Problem statement:
Given the matrix
$\mathsf{M} = \begin{bmatrix} 0 & 0 & 0 & 0 & 0 \\ 0 & 0 & 0 & 0 & 0 \\ a & b & c & b & a \\ 0 & 0 & 0 & 0 & 0 \\ 0 & 0 & 0 & 0 & 0 \end{bmatrix}$,
what are the conditions on $a$, $b$, and $c$ such that $\mathsf{M}$ is positive semidefinite?
Solution attempt:
The eigenvalues of $\mathsf{M}$ are given by
$\begin{bmatrix} 0 \\ 0 \\ 0 \\ 0 \\ c \end{bmatrix}$.
Does this mean that $c \geq 0$ for $\mathsf{M}$ to be positive semidefinite, independent of the values of $a$ and $b$?
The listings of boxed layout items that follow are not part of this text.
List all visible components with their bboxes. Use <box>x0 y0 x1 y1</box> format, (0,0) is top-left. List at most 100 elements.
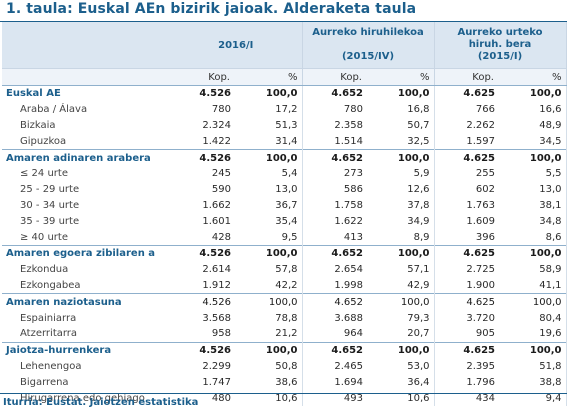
percent-cell: 10,6 <box>238 390 303 406</box>
count-cell: 1.601 <box>202 215 231 227</box>
percent-cell: 57,8 <box>238 261 303 278</box>
percent-cell: 34,9 <box>370 213 435 230</box>
group-row: Euskal AE 4.526 100,0 4.652 100,0 4.625 100,0 <box>2 85 567 102</box>
count-cell: 2.299 <box>202 360 231 372</box>
percent-cell: 50,7 <box>370 117 435 134</box>
row-label: Gipuzkoa <box>20 135 67 147</box>
table-row: 35 - 39 urte 1.601 35,4 1.622 34,9 1.609 34,8 <box>2 213 567 230</box>
row-label: Bigarrena <box>20 376 69 388</box>
count-cell: 4.526 <box>170 293 238 311</box>
count-cell: 1.747 <box>202 376 231 388</box>
percent-cell: 20,7 <box>370 325 435 343</box>
percent-cell: 42,2 <box>238 277 303 294</box>
table-row: Bigarrena 1.747 38,6 1.694 36,4 1.796 38,8 <box>2 374 567 391</box>
count-cell: 2.725 <box>466 264 495 276</box>
percent-cell: 21,2 <box>238 325 303 343</box>
header-empty-cell <box>2 22 170 69</box>
count-cell: 1.998 <box>334 279 363 291</box>
row-label: Hirugarrena edo gehiago <box>20 392 145 404</box>
row-label: ≥ 40 urte <box>20 231 68 243</box>
table-title: 1. taula: Euskal AEn bizirik jaioak. Ald… <box>6 1 417 17</box>
count-cell: 4.652 <box>302 149 370 166</box>
table-row: 25 - 29 urte 590 13,0 586 12,6 602 13,0 <box>2 181 567 198</box>
percent-cell: 9,4 <box>502 390 567 406</box>
subheader-empty <box>2 68 170 86</box>
percent-cell: 38,6 <box>238 374 303 391</box>
percent-cell: 37,8 <box>370 197 435 214</box>
row-label: Araba / Álava <box>20 104 88 116</box>
count-cell: 493 <box>343 392 363 404</box>
count-cell: 590 <box>211 184 231 196</box>
percent-cell: 10,6 <box>370 390 435 406</box>
table-row: ≤ 24 urte 245 5,4 273 5,9 255 5,5 <box>2 165 567 182</box>
count-cell: 2.262 <box>466 119 495 131</box>
count-cell: 273 <box>343 168 363 180</box>
percent-cell: 78,8 <box>238 310 303 326</box>
count-cell: 2.395 <box>466 360 495 372</box>
count-cell: 1.763 <box>466 199 495 211</box>
percent-cell: 53,0 <box>370 358 435 375</box>
percent-cell: 36,4 <box>370 374 435 391</box>
percent-cell: 100,0 <box>502 149 567 166</box>
row-label: Jaiotza-hurrenkera <box>2 341 170 359</box>
header-same-quarter-prev-year: Aurreko urteko hiruh. bera (2015/I) <box>434 22 567 69</box>
percent-cell: 100,0 <box>502 85 567 102</box>
table-row: Ezkondua 2.614 57,8 2.654 57,1 2.725 58,9 <box>2 261 567 278</box>
count-cell: 4.652 <box>302 341 370 359</box>
percent-cell: 36,7 <box>238 197 303 214</box>
row-label: Amaren adinaren arabera <box>2 149 170 166</box>
row-label: Ezkondua <box>20 264 69 276</box>
percent-cell: 19,6 <box>502 325 567 343</box>
percent-cell: 80,4 <box>502 310 567 326</box>
table-row: Lehenengoa 2.299 50,8 2.465 53,0 2.395 51,8 <box>2 358 567 375</box>
percent-cell: 16,8 <box>370 101 435 118</box>
group-row: Amaren naziotasuna 4.526 100,0 4.652 100,0 4.… <box>2 293 567 311</box>
count-cell: 1.514 <box>334 135 363 147</box>
title-rule <box>0 21 567 22</box>
percent-cell: 100,0 <box>238 293 303 311</box>
count-cell: 480 <box>211 392 231 404</box>
percent-cell: 100,0 <box>502 244 567 262</box>
percent-cell: 79,3 <box>370 310 435 326</box>
percent-cell: 100,0 <box>502 341 567 359</box>
count-cell: 245 <box>211 168 231 180</box>
header-previous-quarter-line2: (2015/IV) <box>341 51 395 62</box>
count-cell: 428 <box>211 231 231 243</box>
count-cell: 255 <box>475 168 495 180</box>
subheader-pct: % <box>238 68 303 86</box>
percent-cell: 5,9 <box>370 165 435 182</box>
count-cell: 413 <box>343 231 363 243</box>
table-row: Gipuzkoa 1.422 31,4 1.514 32,5 1.597 34,5 <box>2 133 567 150</box>
percent-cell: 17,2 <box>238 101 303 118</box>
count-cell: 1.422 <box>202 135 231 147</box>
count-cell: 2.654 <box>334 264 363 276</box>
subheader-kop: Kop. <box>302 68 370 86</box>
row-label: Espainiarra <box>20 312 77 324</box>
count-cell: 4.652 <box>302 293 370 311</box>
count-cell: 4.625 <box>434 341 502 359</box>
subheader-pct: % <box>502 68 567 86</box>
count-cell: 4.625 <box>463 88 495 100</box>
row-label: 30 - 34 urte <box>20 199 80 211</box>
percent-cell: 100,0 <box>238 244 303 262</box>
count-cell: 964 <box>343 328 363 340</box>
group-row: Jaiotza-hurrenkera 4.526 100,0 4.652 100,0 4.… <box>2 341 567 359</box>
row-label: Ezkongabea <box>20 279 81 291</box>
percent-cell: 100,0 <box>370 244 435 262</box>
header-same-quarter-line2: hiruh. bera <box>468 39 532 50</box>
count-cell: 3.688 <box>334 312 363 324</box>
count-cell: 766 <box>475 104 495 116</box>
count-cell: 1.694 <box>334 376 363 388</box>
count-cell: 4.526 <box>170 149 238 166</box>
table-row: Atzerritarra 958 21,2 964 20,7 905 19,6 <box>2 325 567 343</box>
header-2016-i: 2016/I <box>170 22 303 69</box>
percent-cell: 13,0 <box>502 181 567 198</box>
header-previous-quarter: Aurreko hiruhilekoa (2015/IV) <box>302 22 435 69</box>
row-label: Lehenengoa <box>20 360 82 372</box>
subheader-pct: % <box>370 68 435 86</box>
count-cell: 3.720 <box>466 312 495 324</box>
percent-cell: 100,0 <box>370 293 435 311</box>
percent-cell: 8,9 <box>370 229 435 246</box>
percent-cell: 58,9 <box>502 261 567 278</box>
row-label: Amaren naziotasuna <box>2 293 170 311</box>
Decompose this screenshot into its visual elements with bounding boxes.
$M$ is PSD if and only if the symmetric matrix $M + M^T$ has non-negative eigenvalues. In this case, we find that $M$ is PSD if and only if $c \geq 0$ and $a = b = 0$.
Note in particular that $M + M^T$ has the principal submatrices $$ \pmatrix{0&a\\a&2c}, \quad \pmatrix{0&b\\b&2c} $$ The first matrix is indefinite whenever $a \neq 0$, and the second is indefinite whenever $b \neq 0$.